Parabricks Quickstart: Earlier Versions

Note

This page contains a quick start guide for earlier version(s) of Parabricks that are still available but no longer directly supported. Please refer to the latest version for direct support.

storageN

  • The use of storageN within these documents indicates that any storage platform can be used.

  • Current available storage platforms:
    • storage1

    • storage2

v3.6

Getting Started

  • Connect to compute client.

ssh wustlkey@compute1-client-1.ris.wustl.edu
  • Prepare the computing environment before submitting a job.

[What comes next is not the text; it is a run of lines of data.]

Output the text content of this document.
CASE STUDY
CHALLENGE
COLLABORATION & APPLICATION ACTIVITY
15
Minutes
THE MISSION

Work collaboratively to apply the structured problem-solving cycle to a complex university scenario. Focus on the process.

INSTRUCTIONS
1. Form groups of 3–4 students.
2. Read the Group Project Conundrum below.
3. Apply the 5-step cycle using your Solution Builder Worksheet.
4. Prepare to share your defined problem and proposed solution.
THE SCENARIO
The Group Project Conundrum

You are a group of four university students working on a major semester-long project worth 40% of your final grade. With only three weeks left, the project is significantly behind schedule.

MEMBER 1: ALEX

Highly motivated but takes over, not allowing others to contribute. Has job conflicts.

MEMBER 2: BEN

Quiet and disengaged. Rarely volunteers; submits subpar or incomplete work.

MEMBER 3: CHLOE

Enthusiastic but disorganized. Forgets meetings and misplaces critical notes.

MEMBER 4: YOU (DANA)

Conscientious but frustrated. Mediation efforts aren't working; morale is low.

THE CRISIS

# Use scratch file system for temp space
export SCRATCH1=/scratch1/fs1/${COMPUTE_ALLOCATION}

# Use Active storage for input and output data
export STORAGEN=/storageN/fs1/${STORAGE_ALLOCATION}/Active

# Mapping for the Parabricks license(s) is required
export LSF_DOCKER_VOLUMES="/scratch1/fs1/ris/application/parabricks-license:/opt/parabricks $SCRATCH1:$SCRATCH1 $STORAGEN:$STORAGEN $HOME:$HOME"
export PATH="/opt/miniconda/bin:$PATH"

# Use host level communications for the GPUs
export LSF_DOCKER_NETWORK=host

# Use debug flag when trying to figure out why your job failed to launch on the cluster
#export LSF_DOCKER_RUN_LOGLEVEL=DEBUG

# Use entry point because the parabricks container has other entrypoints but our cluster, by default, requires /bin/sh
export LSF_DOCKER_ENTRYPOINT=/bin/sh

# Create tmp dir
export TMP_DIR=${STORAGEN}"/parabricks-tmp"
[ ! -d $TMP_DIR ] && mkdir $TMP_DIR
  • Submit job. Basic commands for use:

    • V100 Hardware

    bsub -n 16 -M 64GB -R 'gpuhost rusage[mem=64GB] span[hosts=1]' -q general -gpu "num=1:gmodel=TeslaV100_SXM2_32GB:j_exclusive=yes" -a 'docker(gcr.io/ris-registry-shared/parabricks)' pbrun command options
    
    • A100 Hardware

    bsub -n 16 -M 64GB -R 'gpuhost rusage[mem=64GB] span[hosts=1]' -q general -gpu "num=1:gmodel=NVIDIAA100_SXM4_40GB:j_exclusive=yes" -a 'docker(gcr.io/ris-registry-shared/parabricks_ampere)' pbrun command options
    

Compute Group

  • If you are a member of more than one compute group, you will be prompted to specify an LSF User Group with -G group_name or by setting the LSB_SUB_USER_GROUP variable.

Known Issues

  • VQSR does not support gzipped files.

  • CNVKit --count-reads does not work as expected. A separate CNVKit Docker image can be used an an alternative to this option.

Additional Information

  • You may need to adjust your cores (-n) and memory (-M and mem) depending on your data set.
    • 1 GPU server should have 64GB CPU RAM, at least 16 CPU threads.

    • 2 GPU server should have 100GB CPU RAM, at least 24 CPU threads.

    • 4 GPU server should have 196GB CPU RAM, at least 32 CPU threads.

  • You can run this interactive (-Is) or in batch mode in the general or general-interactive queues.

  • You will probably want to keep the GPUs at 4 and RAM at 196GB unless your data set is smaller than the 5GB test data set.

  • There is diminishing returns on using more GPUs on small data sets.

  • Replace command with any of the pbrun commands such as fq2bam, bqsr, applybqsr, or haplotypecaller.

  • Please refer to official Parabricks documentation for additional direction.